During an open house event April 7, I joined University of Massachusetts Boston’s Critical and Creative Thinking program in honoring the work and upcoming retirement of Dr. Carol Smith, a professor of psychology and pioneer in cognitive development, conceptual change and restructuring, and learning for deeper understandings.
UMass Boston faculty members described Smith’s decades of dedication, compassion and goodwill, as she navigated through transformative learning and problem solving, identifying what’s important to think about, as well as why and how. They explained her comfort in appreciating diverse perspectives, and her capacity to offer mixed observations.
“You can’t judge the power of an idea the moment you first think about it,” said Smith, facing a circle of colleagues and alumni, replying to inquiries citing her work. “You have to let it linger, so you can reflect on it and come back to it.”
As a Critical and Creative Thinking graduate student, I understand problem solving as a significant component of the program, but the retiring professor shook up its usual semantics with an analogical approach. She talked about puzzles.
“Get involved in puzzle solving,” said Smith, examining educator tactics. She stressed a need to avoid the verifying of ideas and help students discover connections.
“Get them to think about it, and care about it. … Take the time to puzzle about it, and see how complicated [ideas] are.”
In an article about the development of commonsense matter theories, and using analogical mappings, thought experiments and learning to measure for conceptual restructuring, Smith explains challenges to new and emerging understandings (Smith, 2007, p. 338):
“Conceptual restructuring accounts of conceptual change rest on the assumption that students have some initial commonsense theories in which their everyday explanatory concepts are embedded and play a role. These commonsense theories, although not self-consciously held, are assumed to be like scientific theories in consisting of inter-related concepts that resist change, that determine a concept’s core, and that support inference making, problem solving, belief formation, and explanation in a given domain.”
Offering an example during the open house, she discussed the restrictive concept of numbers, and how we might re-examine our relationship with that system of symbols, and how it might affect meanings and conclusions. We must improve our use of such systems, and our courage to create new systems in ways that help people better dissect ideas, she said.
“You have to go beyond initial ideas and challenge your thinking,” said Smith.
“Sometimes you have to be willing to say, ‘it might be the opposite of what I was thinking.’”

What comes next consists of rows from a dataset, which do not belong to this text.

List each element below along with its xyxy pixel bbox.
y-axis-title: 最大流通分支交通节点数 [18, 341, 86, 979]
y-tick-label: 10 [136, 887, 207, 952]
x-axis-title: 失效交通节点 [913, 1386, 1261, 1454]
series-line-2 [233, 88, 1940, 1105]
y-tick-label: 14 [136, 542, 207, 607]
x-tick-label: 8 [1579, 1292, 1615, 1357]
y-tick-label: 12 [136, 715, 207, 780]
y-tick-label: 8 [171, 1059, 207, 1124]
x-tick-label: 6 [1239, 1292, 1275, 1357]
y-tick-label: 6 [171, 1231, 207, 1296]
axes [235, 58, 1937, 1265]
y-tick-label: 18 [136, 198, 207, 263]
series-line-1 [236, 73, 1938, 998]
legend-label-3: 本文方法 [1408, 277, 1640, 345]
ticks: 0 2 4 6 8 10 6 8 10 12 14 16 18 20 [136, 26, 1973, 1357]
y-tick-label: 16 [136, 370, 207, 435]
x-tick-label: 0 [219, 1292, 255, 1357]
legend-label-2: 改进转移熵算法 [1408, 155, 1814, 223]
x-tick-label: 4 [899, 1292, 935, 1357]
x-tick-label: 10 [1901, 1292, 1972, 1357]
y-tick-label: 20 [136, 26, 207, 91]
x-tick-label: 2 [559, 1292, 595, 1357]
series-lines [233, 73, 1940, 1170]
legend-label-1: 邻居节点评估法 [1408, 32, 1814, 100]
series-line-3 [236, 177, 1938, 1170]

Discussing the importance of distributed knowledge, and valuing domain-specific knowledge, she asked, “Where do we go to get the pieces, the people with certain expertise, or relevance?f’”
Puzzles in Practice
As a digital communications specialist for a school district, I’ve recognized my own role as an educator, one that’s focused on our district’s patronage and stakeholders’ ability to learn. As teachers concentrate on student learning in primary and secondary schools, school communications teams must help families learn more about their children’s opportunities.
For my reflective practice work this semester, I’m studying how wikis might cultivate deeper understandings about our district. My project has evolved into a collaborative solution for an improved enrollment and district guide. It’s creating a comprehensive explanation of our schools and courses, and their individual investments. Furthermore, it’s encouraging our community to become partners in forming understandings and recognizing associations.
During the open house, Smith said, “Do more conceptual analyses, not just pick and choose ideas like a cafeteria – when something new comes out, now you’re learning.”
I’m discovering how an organizational wiki helps contributors consider how they fit into a system motivated by a common need, like a school district that must prepare children for lifetimes of opportunity. As people create and link topics, they see how each concept fits into that system. Moreover, they better understand how they fit into it, maybe as a teacher or volunteer, or an academic program manager influencing macro systems.
In many ways, the wiki is shattering the district into pieces for an emerging puzzle, calling for various needs in domain-specific and relevant knowledge. As pieces are placed, the puzzle expands by requiring more definitions of ideas, or redefining what already exists.
Works Cited
Smith, C. (2007). Bootstrapping Processes in the Development of Students’ Commonsense Matter Theories: Using Analogical Mappings, Thought Experiments, and Learning to Measure to Promote Conceptual Restructuring. Cognition and Instruction , 35 (4).